Diversifying selection seems to be acting on type-specific genes regardless of their chromosomal location. pvdY is separated by 30 kb from the divergent pyoverdine region but has type-specific divergence. This gene, whose function is currently unknown, presumably has a type-specific function in the pyoverdine system even though it is distantly located from other type-specific genes. It remains possible that there are still other type-specific pyoverdine genes elsewhere in the genome.
One of the most puzzling results of this study is the mixture of alleles in strain 1-60. Two genes in the type II strain have type I alleles, which are significantly divergent from and are present in place of type II alleles. To have become divergent, each allele must have had a selective advantage and must have evolved separately from alleles of other types for a relatively long period of time. Yet we now observe this mixture of alleles functioning together. If the alleles of different types can function together, how have the alleles been able to diverge from one another?

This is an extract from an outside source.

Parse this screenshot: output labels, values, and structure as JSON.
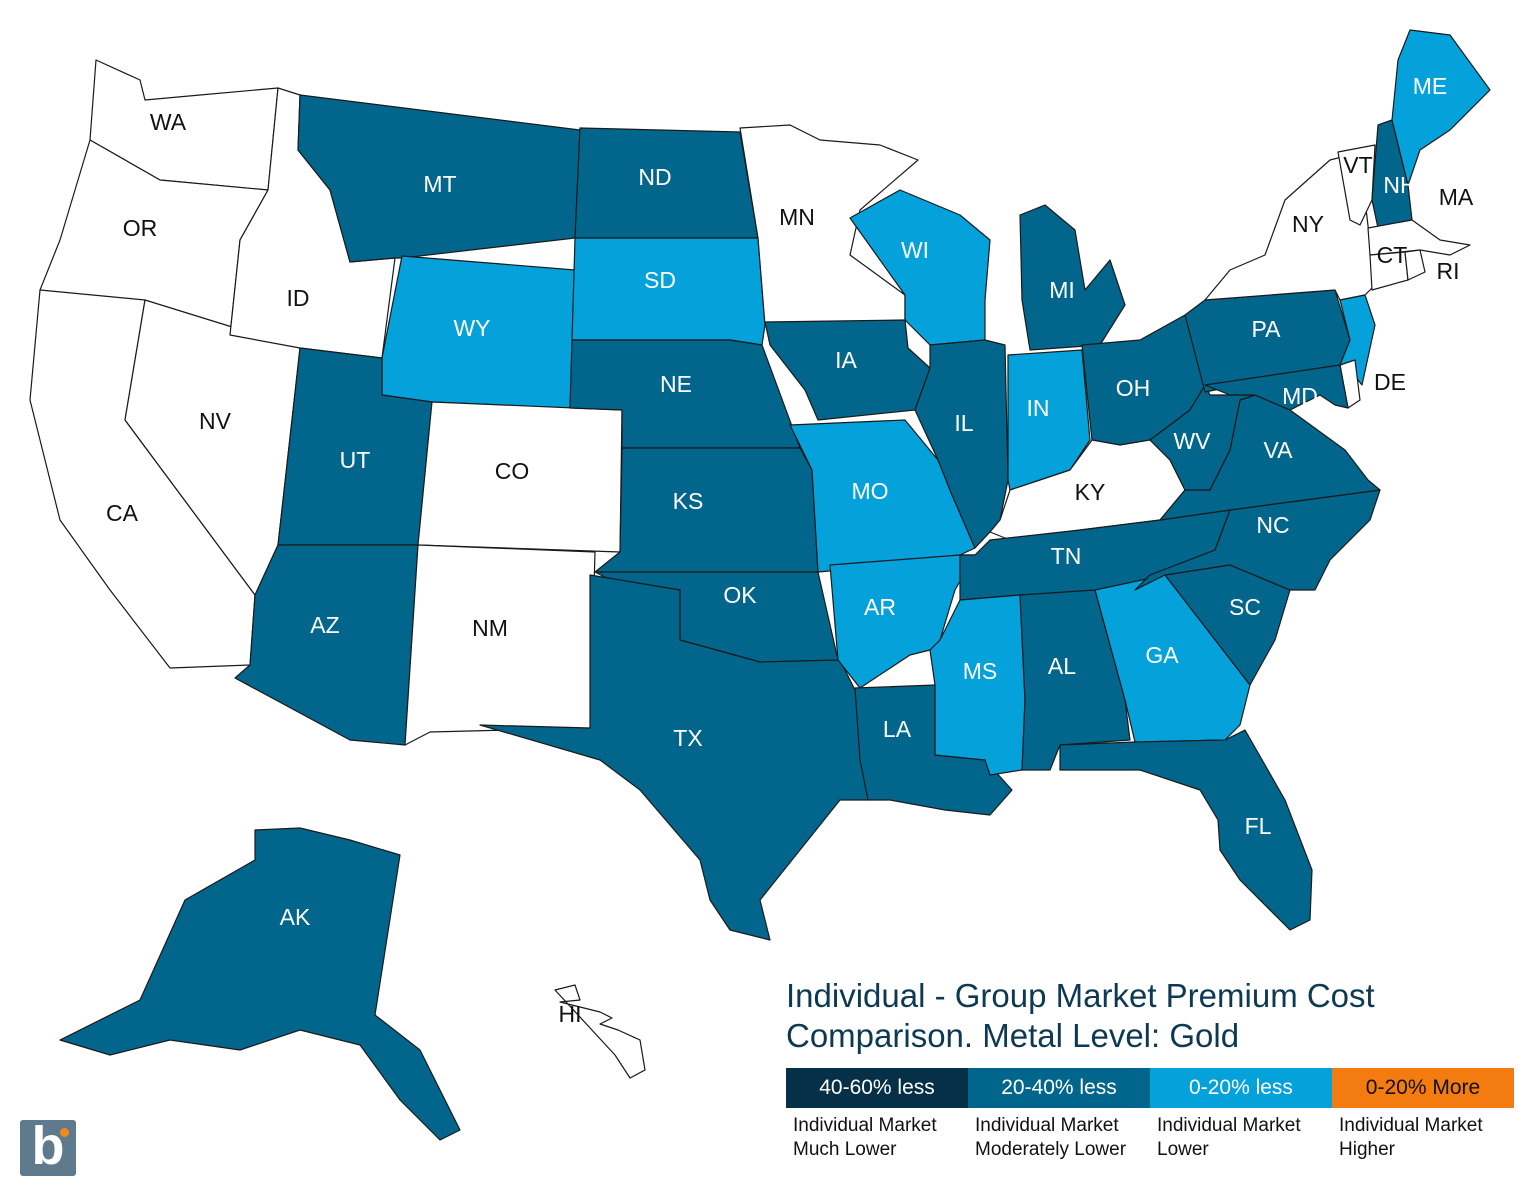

Lastly, we considered possible sources of diversifying selection at the pyoverdine locus of
P. aeruginosa. Outer membrane protein genes such as the pyoverdine receptor
fpvA are common targets for entry by phage or pyocins, and siderophore diversity may be a resistance mechanism. Siderophore diversity may also be a defense against ferrisiderophore stealing. Siderophore production is a cooperative behavior, since diffusion makes the ferrisiderophore available to any cell with an appropriate receptor. However, all cooperative activities invite cheating (
23,
70). Many bacterial genome sequences, including the
P. aeruginosa genome, contain numerous putative siderophore receptor genes without the corresponding siderophore synthesis genes (
15,
49,
69). In iron-poor environments, it may be beneficial for a bacterial strain to make a siderophore that is distinct in structure from the major varieties present in the environment. This evolutionary dynamic could lead to continual generation of new siderophores whose selective advantage to a particular strain is constantly compromised when other strains acquire a compatible receptor.